Want to know whether AI will soon have its own masterpiece hanging in the Louvre? Suhair Khan is the person to ask for a straight answer. As the founder of Open-ended and a Google Arts and Culture alumni, few people are better attuned to assess tech’s impact on art, and explain why an algorithmically generated Monet will soon be the least of our problems. “I’m a bit bored by it all – AI is a lot more than generative AI,” Khan tells British GQ. “There is a next step as to where we go with this. What does it mean to create if only a bot is listening? What does it mean for no humans to be employed by a movie production company?”

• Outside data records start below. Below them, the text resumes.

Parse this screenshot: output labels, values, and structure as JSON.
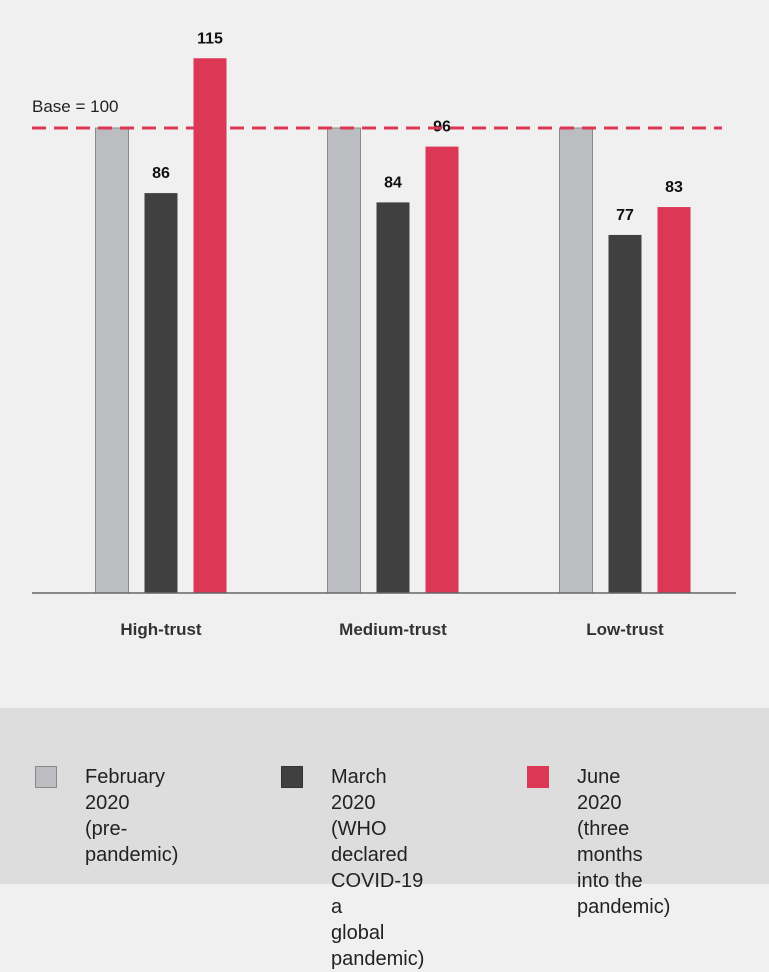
{
  "chart_data": {
    "type": "bar",
    "categories": [
      "High-trust",
      "Medium-trust",
      "Low-trust"
    ],
    "series": [
      {
        "name": "February 2020 (pre-pandemic)",
        "values": [
          100,
          100,
          100
        ],
        "color": "#bcbdc0",
        "show_labels": false
      },
      {
        "name": "March 2020 (WHO declared COVID-19 a global pandemic)",
        "values": [
          86,
          84,
          77
        ],
        "color": "#404040",
        "show_labels": true
      },
      {
        "name": "June 2020 (three months into the pandemic)",
        "values": [
          115,
          96,
          83
        ],
        "color": "#dc3754",
        "show_labels": true
      }
    ],
    "reference_line": {
      "value": 100,
      "label": "Base = 100",
      "color": "#dc3754",
      "style": "dashed"
    },
    "ylim": [
      0,
      115
    ],
    "grid": false,
    "legend_position": "bottom"
  },
  "legend": [
    {
      "text": "February 2020\n(pre-pandemic)",
      "color": "#bcbdc0",
      "border": "#8a8a8a"
    },
    {
      "text": "March 2020\n(WHO declared\nCOVID-19 a\nglobal pandemic)",
      "color": "#404040",
      "border": "#333333"
    },
    {
      "text": "June 2020 (three\nmonths into the\npandemic)",
      "color": "#dc3754",
      "border": "#dc3754"
    }
  ]
}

By grappling with these questions before the answers are dictated to us by a Silicon Valley monolith, Khan is bullish about tech and art’s potential to coalesce for the better. While Google, Meta and Microsoft all rush to smarten up their large language models so that they don’t recommend glue as a pizza topping or eating rocks as one of your five-a-day, a mindset shift is required. One where we all make peace with what real art looks like, and how much control we should have over the creative process.

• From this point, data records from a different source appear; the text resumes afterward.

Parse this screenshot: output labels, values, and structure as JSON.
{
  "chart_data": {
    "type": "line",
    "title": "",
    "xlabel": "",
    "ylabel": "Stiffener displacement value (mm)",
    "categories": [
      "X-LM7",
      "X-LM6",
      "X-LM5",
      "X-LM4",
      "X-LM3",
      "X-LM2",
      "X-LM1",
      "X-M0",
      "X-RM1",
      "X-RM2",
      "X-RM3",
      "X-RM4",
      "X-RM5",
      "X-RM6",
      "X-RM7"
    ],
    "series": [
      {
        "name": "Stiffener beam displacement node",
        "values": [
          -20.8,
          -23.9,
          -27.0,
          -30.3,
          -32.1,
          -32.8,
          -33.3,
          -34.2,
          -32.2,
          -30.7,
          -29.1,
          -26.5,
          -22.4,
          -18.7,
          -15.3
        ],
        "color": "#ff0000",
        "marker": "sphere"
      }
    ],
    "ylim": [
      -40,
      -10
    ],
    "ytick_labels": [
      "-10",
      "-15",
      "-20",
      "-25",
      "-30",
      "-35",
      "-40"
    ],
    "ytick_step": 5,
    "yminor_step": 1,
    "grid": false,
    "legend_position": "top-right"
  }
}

“I believe we’ll be more curators than artists in some ways,” she says. “But in other ways, people will still write great novels, people will still read them and stories will matter.”
Truth be told, though, Khan was never meant to be an art person. “I was always the nerd who did nerd stuff,” she says. That’s despite coming from a family of creatives – mother, Asma Rashid, has run Satrang Gallery at the Aga Khan Foundation’s Serena Hotel for 12 years and co-founded Art Divvy with Suhair’s sister, Zahra. Together, they co-curated Pakistan’s first-ever pavilion at the annual Venice Biennale cultural exhibition in 2019 and today run numerous popular art installations all around the world.
Instead, Khan took up investment banking on Wall Street and promptly hated it. “You just work all the time, the people yell at you and say, ‘You get paid a lot of money so you should be happy about it,’” she says. But after one too many 3am calls from her MD, Khan decided to pack it all in. She duly found herself on a masters course at Harvard before making her way west to Mountain View, California in 2010 where the now founder of Open-ended – “a creative incubator and research lab for emerging tech & AI” – worked at Google for 11 years, including a four-year stint leading on Google’s Arts & Culture project where museums like The Met, MoMA, the Tate, as well as 2,000-plus other cultural institutions across 80 countries, made their work publicly available online.
With Open-ended, Khan has taken inspiration from those who’ve already crossed the disciplinary divide. In an era when ChatGPT can almost code a website for you, it’s vital to understand what makes for great design and how machine learning can be harnessed by artists. She rhapsodises about the work of Alexandra Daisy Ginsberg, who uses AI and synthetic biology to explore nature and humanity’s ever-changing dynamic, Refik Anadol’s algorithmically created colourscapes, and Natsai Audrey Chieza, whose company Faber Futures creates sustainable materials and dyeing techniques for use in material manufacturing.
“I like Daisy’s work because she’s an artist and she is not a coder,” says Khan. “So she’s figured out how to work with code to push and to manifest new outcomes for her work.”
These creatives have all embraced the opportunities that technological innovation has afforded their art and in doing so have brought something entirely new to the culture. If the recent use of mushroom leather by Hermès, Adidas and Balenciaga in products is anything to go by, these new design principles are already having an impact on what we wear and how it’s made. “I hope that we’re not using leather at all in the next few years and people won’t think about the fact that something is made of mushroom leather, pineapple letter or fermented bacteria dye,” says Khan.
By embracing this ethos, the hope is that a new generation of designers can bend tech’s changing landscape to their whims. Better still, its development will be shaped in a way that’s inclusive and sustainable. Khan might not have grown up as an artist, but in forging this emerging creative community her work remains a thoroughly family affair.